Erling Haaland incarne les ambitions de la Norvège qui revient sur la scène mondiale du football après une absence de 28 ans. Si ses buts seront déterminants, l’attaquant de Manchester City ne portera pas seul ce poids. Les Scandinaves ont construit un groupe solide, capable de rivaliser sans dépendre uniquement de leur star, et leur effectif souhaite démontrer son potentiel en Amérique du Nord.

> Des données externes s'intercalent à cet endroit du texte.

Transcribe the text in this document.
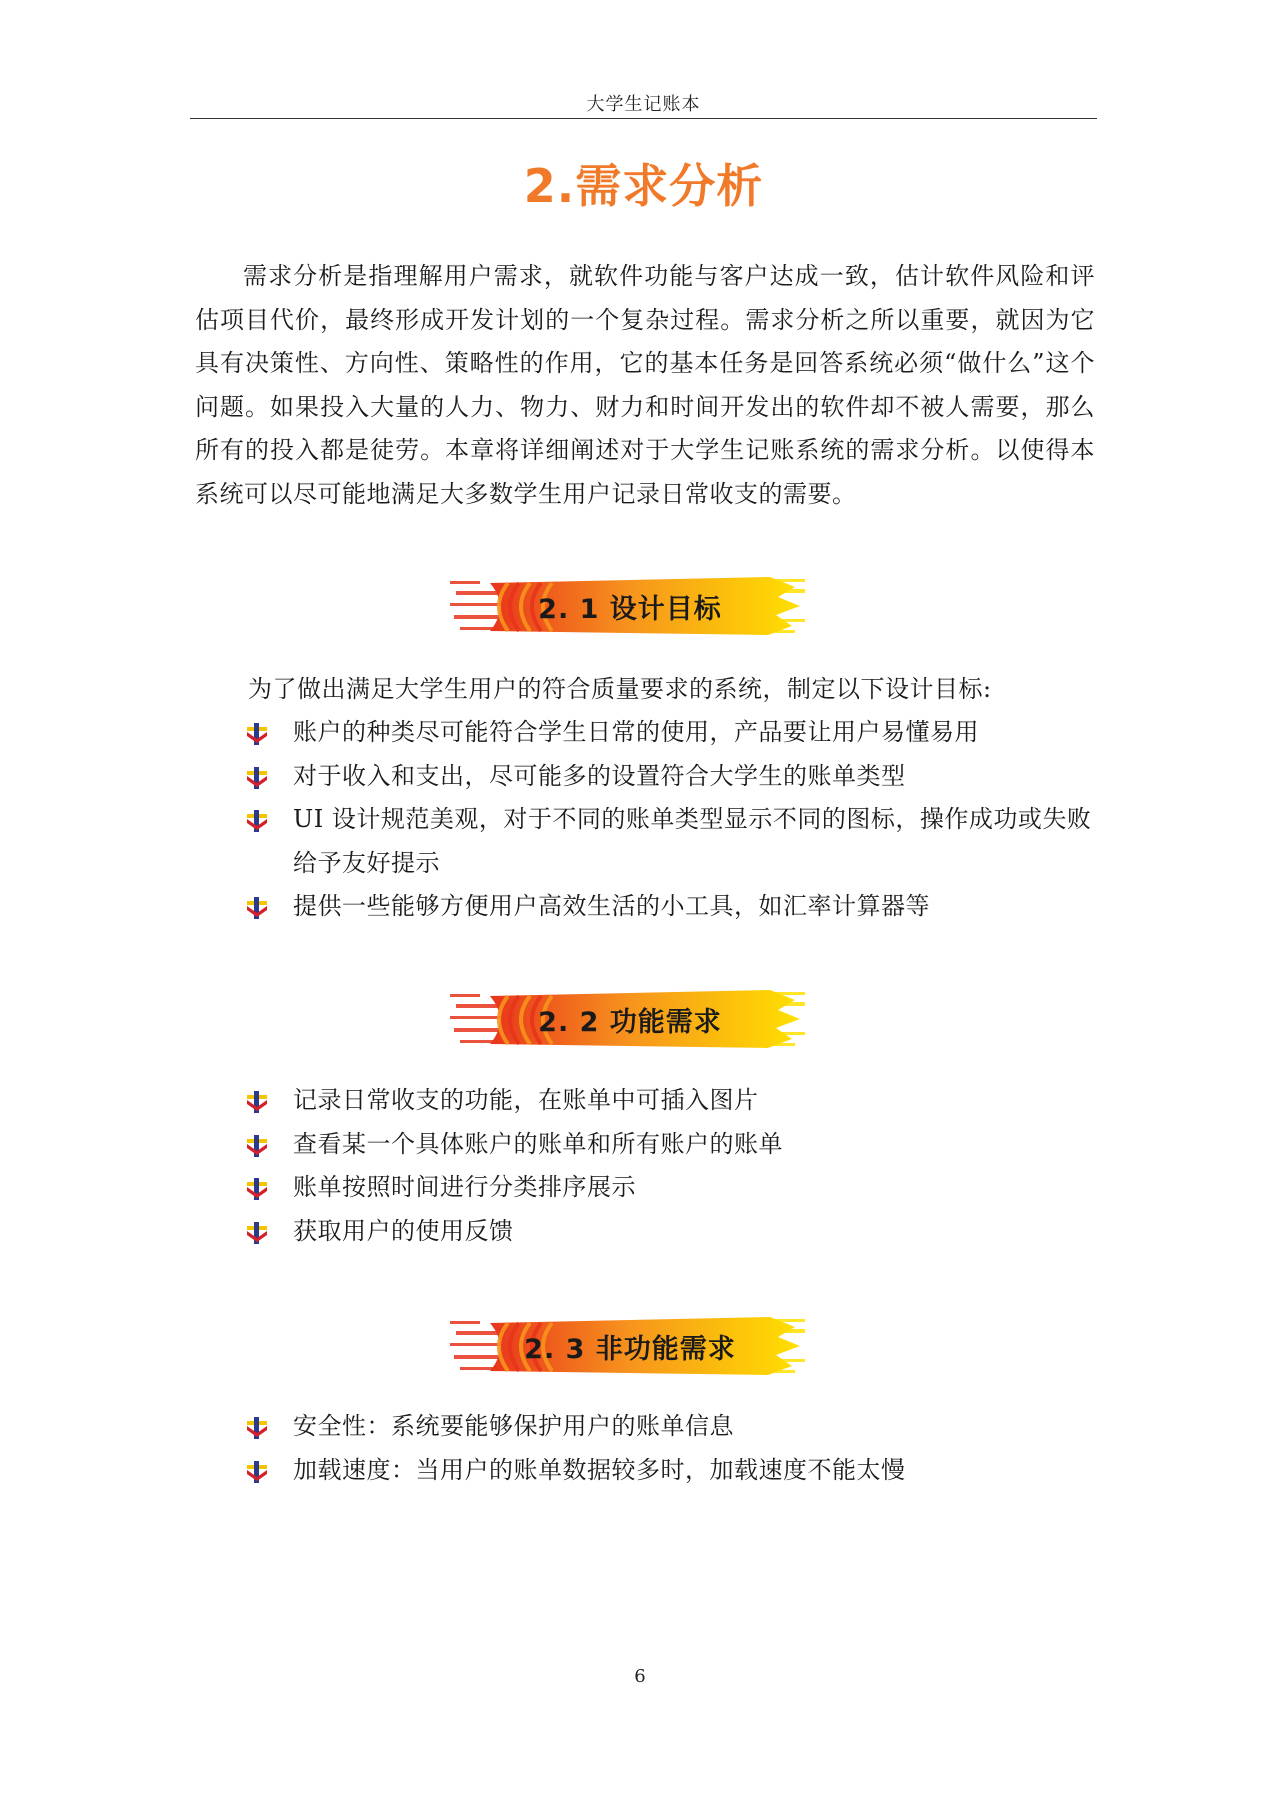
大学生记账本
2.需求分析

需求分析是指理解用户需求，就软件功能与客户达成一致，估计软件风险和评估项目代价，最终形成开发计划的一个复杂过程。需求分析之所以重要，就因为它具有决策性、方向性、策略性的作用，它的基本任务是回答系统必须“做什么”这个问题。如果投入大量的人力、物力、财力和时间开发出的软件却不被人需要，那么所有的投入都是徒劳。本章将详细阐述对于大学生记账系统的需求分析。以使得本系统可以尽可能地满足大多数学生用户记录日常收支的需要。

2. 1 设计目标
为了做出满足大学生用户的符合质量要求的系统，制定以下设计目标:
账户的种类尽可能符合学生日常的使用，产品要让用户易懂易用
对于收入和支出，尽可能多的设置符合大学生的账单类型
UI 设计规范美观，对于不同的账单类型显示不同的图标，操作成功或失败给予友好提示
提供一些能够方便用户高效生活的小工具，如汇率计算器等
2. 2 功能需求
记录日常收支的功能，在账单中可插入图片
查看某一个具体账户的账单和所有账户的账单
账单按照时间进行分类排序展示
获取用户的使用反馈
2. 3 非功能需求
安全性：系统要能够保护用户的账单信息
加载速度：当用户的账单数据较多时，加载速度不能太慢
6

Il est indéniable que Haaland sera le joueur clé de la Norvège, qui espère confirmer son statut d’outsider avant le tournoi, notamment en sortant du redouté « groupe de la mort ». À 25 ans, l’attaquant est l’un des meilleurs au monde, comme le prouve son parcours en qualifications : il a marqué lors des huit rencontres, totalisant 16 buts, dont un exploit à cinq réalisations contre la Moldavie et un triplé face à Israël.
Cependant, un avant-centre dépend de ses partenaires, et Haaland bénéficie d’un encadrement talentueux. Il ne sera pas isolé dans cette quête nord-américaine.
Sur les ailes, la Norvège dispose de nombreux joueurs prometteurs, même si l’entraîneur Stale Solbakken pourrait adopter une tactique atypique pour exploiter ces couloirs. Antonio Nusa, jeune joueur de 21 ans évoluant au RB Leipzig, devrait débuter à gauche. Rapide et habile, il a été performant en qualifications avec six contributions décisives, dont un but et une passe lors de la victoire 3-0 contre l’Italie, ainsi qu’un but dans le succès 4-1 à l’aller.
Andreas Schjelderup, 22 ans, pourrait être son remplaçant. Il arrive au Mondial après une excellente deuxième moitié de saison sous la direction de José Mourinho à Benfica, avec dix buts et passes décisives en quatorze matchs de championnat, ainsi qu’un doublé contre le Real Madrid en Ligue des champions. Bien qu’il ne soit pas encore titulaire indiscutable, il est pressenti pour devenir une star.
À droite, Alexander Sorloth, attaquant d’Atletico Madrid mesurant 1,96 m, est souvent positionné sur le côté, mais se recentre aux côtés de Haaland lors des phases offensives. Il a été précieux en qualifications avec huit contributions directes en autant de matchs. Oscar Bobb, de Fulham, est une autre option, même s’il a débuté lentement en Premier League. Jens Petter Hauge, ancien joueur de l’AC Milan, figure aussi dans le groupe malgré son absence en qualifications, grâce à ses performances remarquées avec Bodo/Glimt, notamment lors de victoires en Ligue des champions contre Manchester City et l’Inter.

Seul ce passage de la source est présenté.